Dr. Kelsey has returned to the country of her birth after spending her working life in the U.S., most of it as a medical officer at the Food and Drug Administration in Washington. She became one of her country's most respected civil servants by refusing to approve thalidomide despite the relentless pressures of the drug's manufacturer.
The timing of her return to Canada is fortuitous: Dr. Kelsey, considered an exemplar in the way she protected the public's health in the thalidomide case, comes home just as her native country is making amends for its failure to do so.
Canada gave thalidomide its blessing in 1961 and unknown numbers of babies were born with severe deformities that included stunted limbs, notably flipper-like arms. Today, 95 of the drug's survivors are awaiting a compensation offer from Ottawa to cope with the growing toll their disabilities are taking on their health.
Dr. Kelsey, now living with her daughter and son-in-law in London, Ont., followed the news in Ottawa on Monday when the ruling Tories and opposition parties backed an NDP motion to give the victims support.
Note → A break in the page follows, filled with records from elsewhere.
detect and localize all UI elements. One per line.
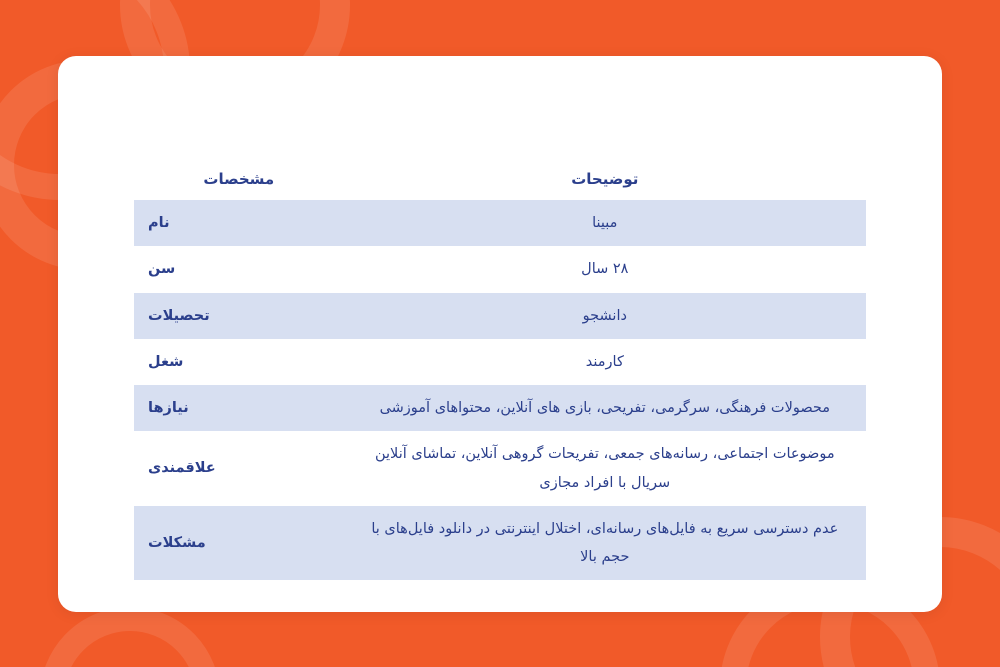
table-row <box>134 431 866 506</box>
column-header-description: توضیحات <box>571 170 639 188</box>
table-row <box>134 506 866 581</box>
cell-label-problems: مشکلات <box>134 506 344 581</box>
cell-label-age: سن <box>134 246 344 292</box>
cell-value-job: کارمند <box>344 339 866 385</box>
table-row <box>134 339 866 385</box>
table-body <box>134 200 866 580</box>
cell-value-interests: موضوعات اجتماعی، رسانه‌های جمعی، تفریحات گروهی آنلاین، تماشای آنلاین سریال با افراد مجازی <box>344 431 866 506</box>
table-row <box>134 385 866 431</box>
column-header-attribute: مشخصات <box>203 170 275 188</box>
table-header-row <box>134 164 866 200</box>
cell-label-education: تحصیلات <box>134 293 344 339</box>
persona-table <box>134 164 866 580</box>
cell-label-interests: علاقمندی <box>134 431 344 506</box>
cell-label-needs: نیازها <box>134 385 344 431</box>
cell-value-problems: عدم دسترسی سریع به فایل‌های رسانه‌ای، اختلال اینترنتی در دانلود فایل‌های با حجم بالا <box>344 506 866 581</box>
cell-value-age: ۲۸ سال <box>344 246 866 292</box>
table-header <box>134 164 866 200</box>
table-row <box>134 293 866 339</box>
persona-table-container <box>134 164 866 580</box>
content-card <box>58 56 942 612</box>
decorative-ring-icon <box>40 607 220 667</box>
cell-label-job: شغل <box>134 339 344 385</box>
cell-value-needs: محصولات فرهنگی، سرگرمی، تفریحی، بازی های آنلاین، محتواهای آموزشی <box>344 385 866 431</box>
table-row <box>134 246 866 292</box>
cell-value-education: دانشجو <box>344 293 866 339</box>
cell-label-name: نام <box>134 200 344 246</box>
table-row <box>134 200 866 246</box>
cell-value-name: مبینا <box>344 200 866 246</box>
"It's excellent," she said from London. "I'm glad they [survivors] are getting something. It will be interesting how it works out, so that people that need it get help."
Dr. Kelsey was born on Vancouver Island and obtained her undergraduate and graduate degrees from McGill University in Montreal. After getting her master's in pharmacology in 1935, she applied for a job with the Canadian government. It was the depths of the Depression and what few jobs there were went to men, she later recalled. Dr. Kelsey went on to get her PhD and medical degree at the University of Chicago and went to work at the FDA in 1960; the thalidomide file landed on her desk within about a month.
The group representing Canadian thalidomide victims said it was heartened to see Dr. Kelsey return to Canada at the very moment the country has taken steps to help survivors.
"It's as if all the stars are aligned," said Mercédes Benegbi, head of the Thalidomide Association of Canada. She said Canada should consider paying tribute to the centenarian. "It's an honour for Canada to have such a grande dame among us, returning to the country of her birth."
With the Commons vote out of the way, the fundamentals of hammering out a deal have begun. Ms. Benegbi said her group has exchanged information with the federal health ministry this week and remains optimistic the two sides will reach a financial agreement. Her group is seeking a $250,000 lump sum payment for survivors plus a sliding scale of annual support ranging from $75,000 to $150,000.
"We are here to support discussions but the ball is in their court," Ms. Benegbi said of federal health officials. "We expect them to come back to us with a financial deal. We got a moral commitment – now it's a financial commitment."
The group says it expects an offer from Ottawa before Parliament resumes on Jan. 26.